Четыре дня мы живем в изматывающем страхе. Каждый вечер в деревне полыхает дом.

– Они локализуют процесс, черт возьми! – говорит Виндт.

– Будем надеяться… – добавляет Ольферт.

На пятые сутки вагон исчез. Весь лагерь облегченно вздохнул.

– Если бы чума перекинулась на наши казармы или на бараки нижних чинов, то все было бы кончено! – говорит доктор Бергер.

Несколько дней мы еще пребываем в тревоге. Разве какая-нибудь из бесчисленных крыс не могла занести бациллы из деревни в наши казармы? Нет, нам повезло. В нашем лагере не было ни одного случая.


Мы получили новые книги, журналы, инструменты. Постепенно создается маленькая лагерная библиотека. Постепенно, очень постепенно мы начинаем чувствовать, что на родине для нас многое делают, но для большинства уже слишком поздно. Да, шаг за шагом мы получаем то, что нам нужно, но многое нам уже не нужно. Если бы мы получили это года три назад… Теперь мы слишком изнурены, чтобы быть способными хоть на что-то. Наши души слишком опустошены, чтобы давать какие-либо всходы…

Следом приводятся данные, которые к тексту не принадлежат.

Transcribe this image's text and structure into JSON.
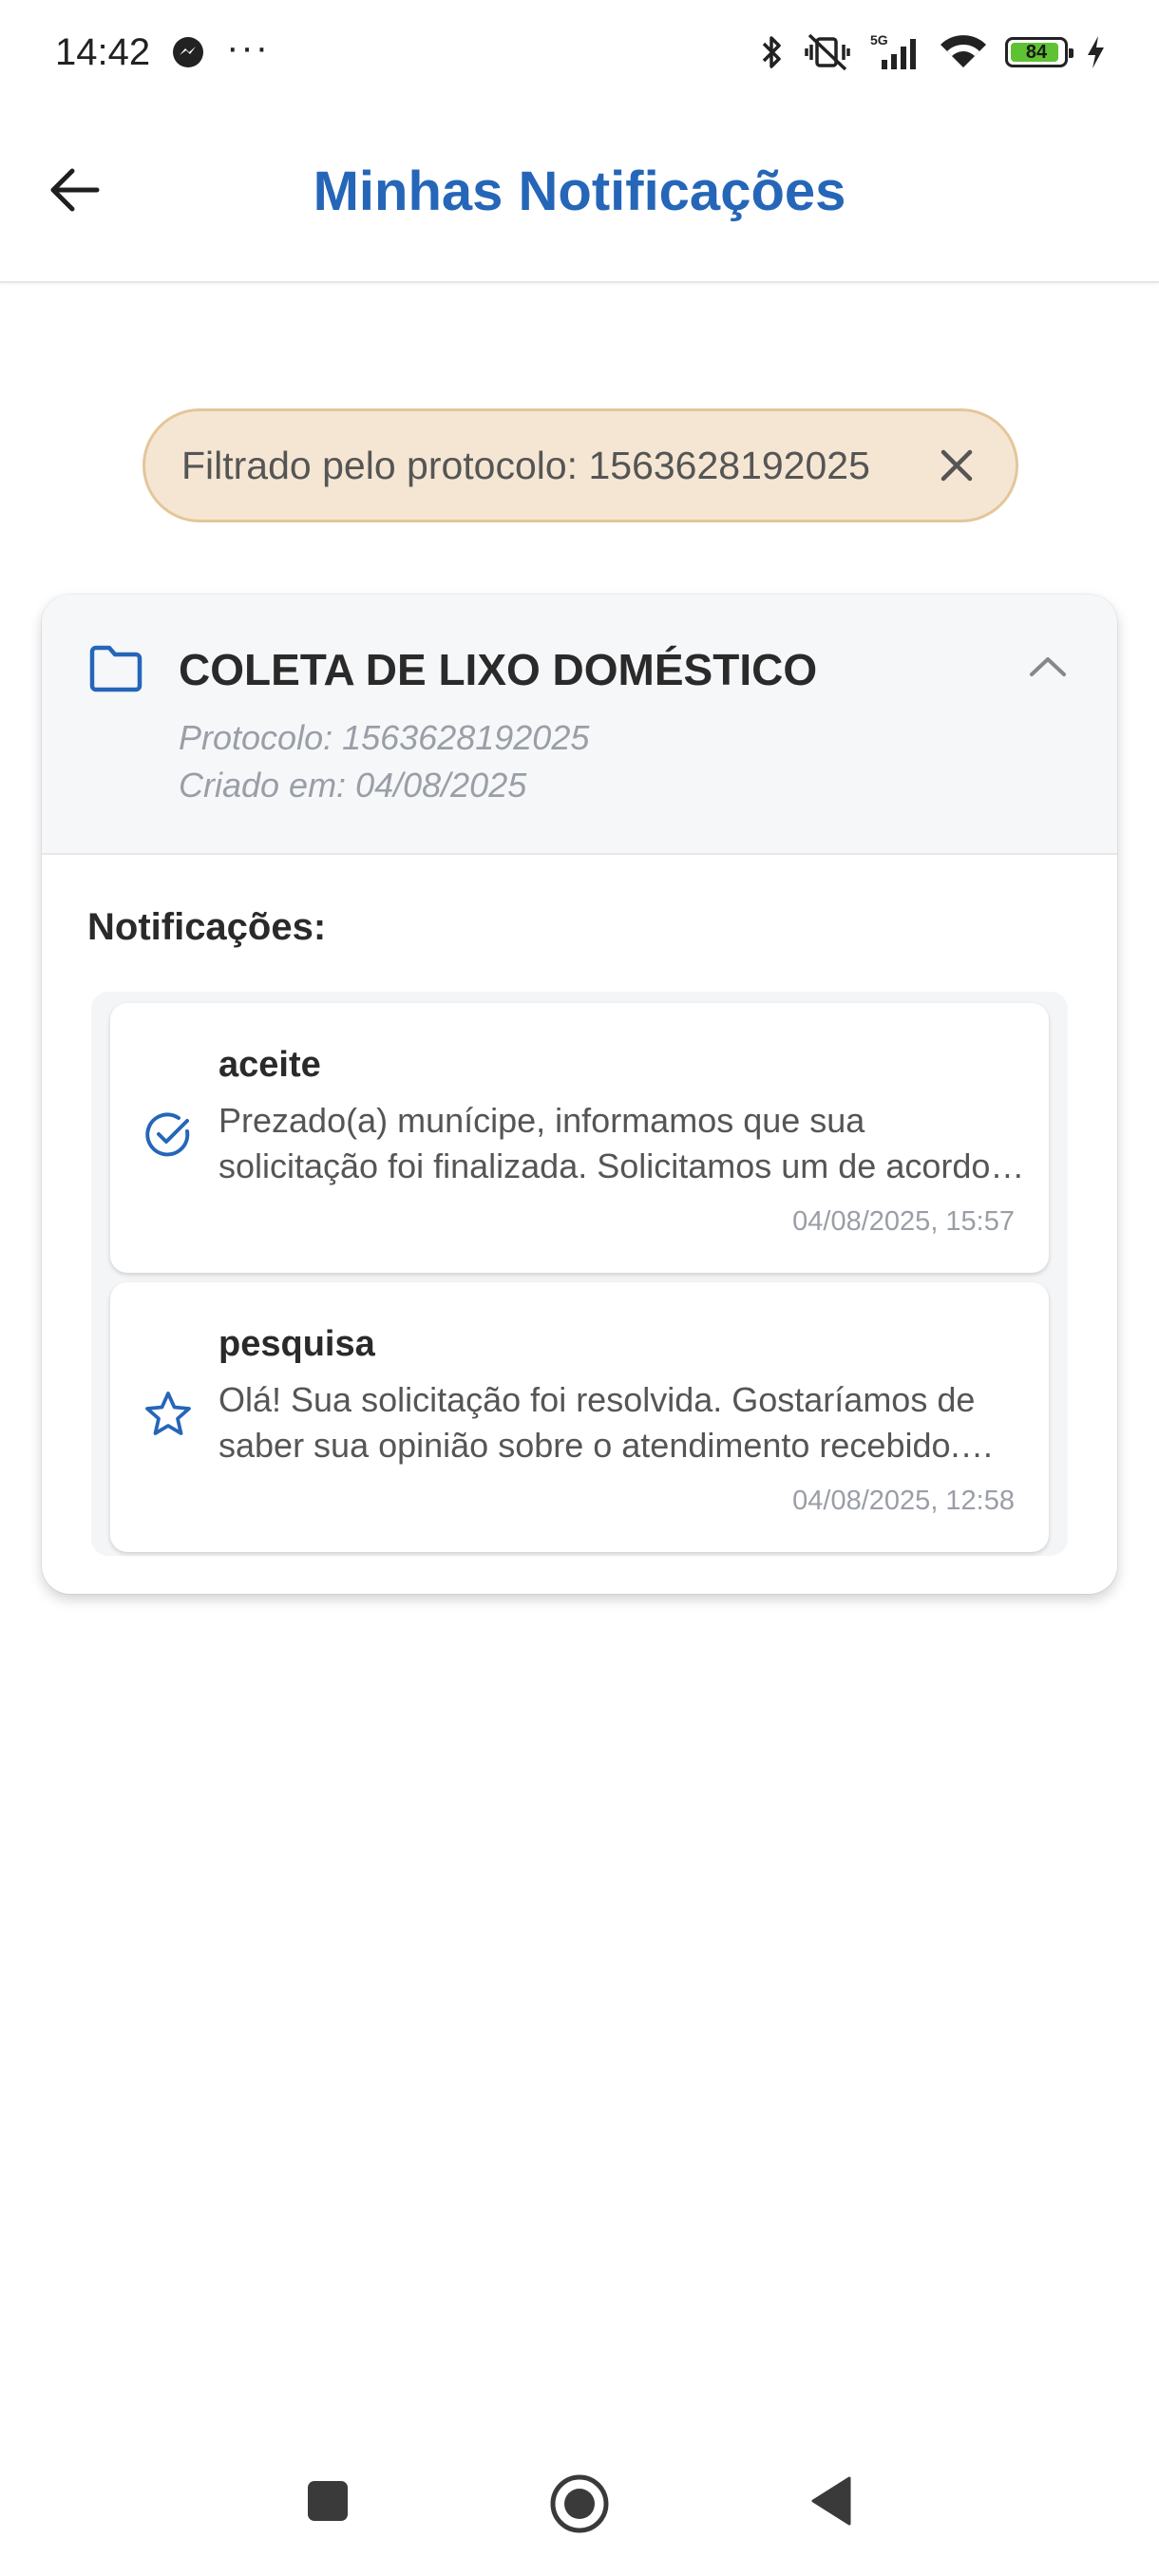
{
  "status_bar": {
    "time": "14:42",
    "dots": "···",
    "battery_level": "84",
    "network_label": "5G"
  },
  "app_bar": {
    "title": "Minhas Notificações"
  },
  "filter": {
    "label": "Filtrado pelo protocolo: 1563628192025"
  },
  "card": {
    "title": "COLETA DE LIXO DOMÉSTICO",
    "protocol": "Protocolo: 1563628192025",
    "created": "Criado em: 04/08/2025",
    "section_label": "Notificações:",
    "notifications": [
      {
        "icon": "check-circle-icon",
        "title": "aceite",
        "body": "Prezado(a) munícipe, informamos que sua solicitação foi finalizada.  Solicitamos um de acordo para concluir o atendimento.",
        "time": "04/08/2025, 15:57"
      },
      {
        "icon": "star-icon",
        "title": "pesquisa",
        "body": "Olá! Sua solicitação foi resolvida. Gostaríamos de saber sua opinião sobre o atendimento recebido. Responda nossa pesquisa.",
        "time": "04/08/2025, 12:58"
      }
    ]
  },
  "colors": {
    "primary_blue": "#2566b8",
    "chip_bg": "#f5e6d3",
    "chip_border": "#e4c69a",
    "battery_green": "#5ec232",
    "icon_dark": "#222222"
  }
}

Сегодня уезжает Зейдлиц. В штаб Семенова, в Читу. Это происходит тайно, никто об этом не знает. «Переведен в другой лагерь» – официальная версия. Вереникин принял его с распростертыми объятиями. Его холодный и твердый характер пришелся ему больше по душе, чем моя мягкая натура.

– Зря, – повторяет он, – вы не едете! Будете раскаиваться! Он сделает карьеру, этот молодой Зейдлиц!

Когда я с ним прощался, он сжал мне руку почти до боли.

– Мы не увидимся, – сказал он спокойно, – но, несмотря на это, никогда не забудем друг друга!

Первый день без него до странности пуст. Даже если мы много не говорили друг с другом, по большому счету как следует не понимали друг друга – его ежедневная выдержка и спокойствие оказывали мне поддержку! Да, в конце концов для других людей мы были еще более чужими, чем друг для друга… С ними мы лишь совместно переживали мелкую, жалкую повседневность, вечное, мучительное однообразие – но это не связывает, от этого мы только надоедаем друг другу хуже горькой редьки. Нет, Зейдлиц все же был из другого времени, времени Нижнего Новгорода, месяцев болтанки в вагонах, – и Тоцкого…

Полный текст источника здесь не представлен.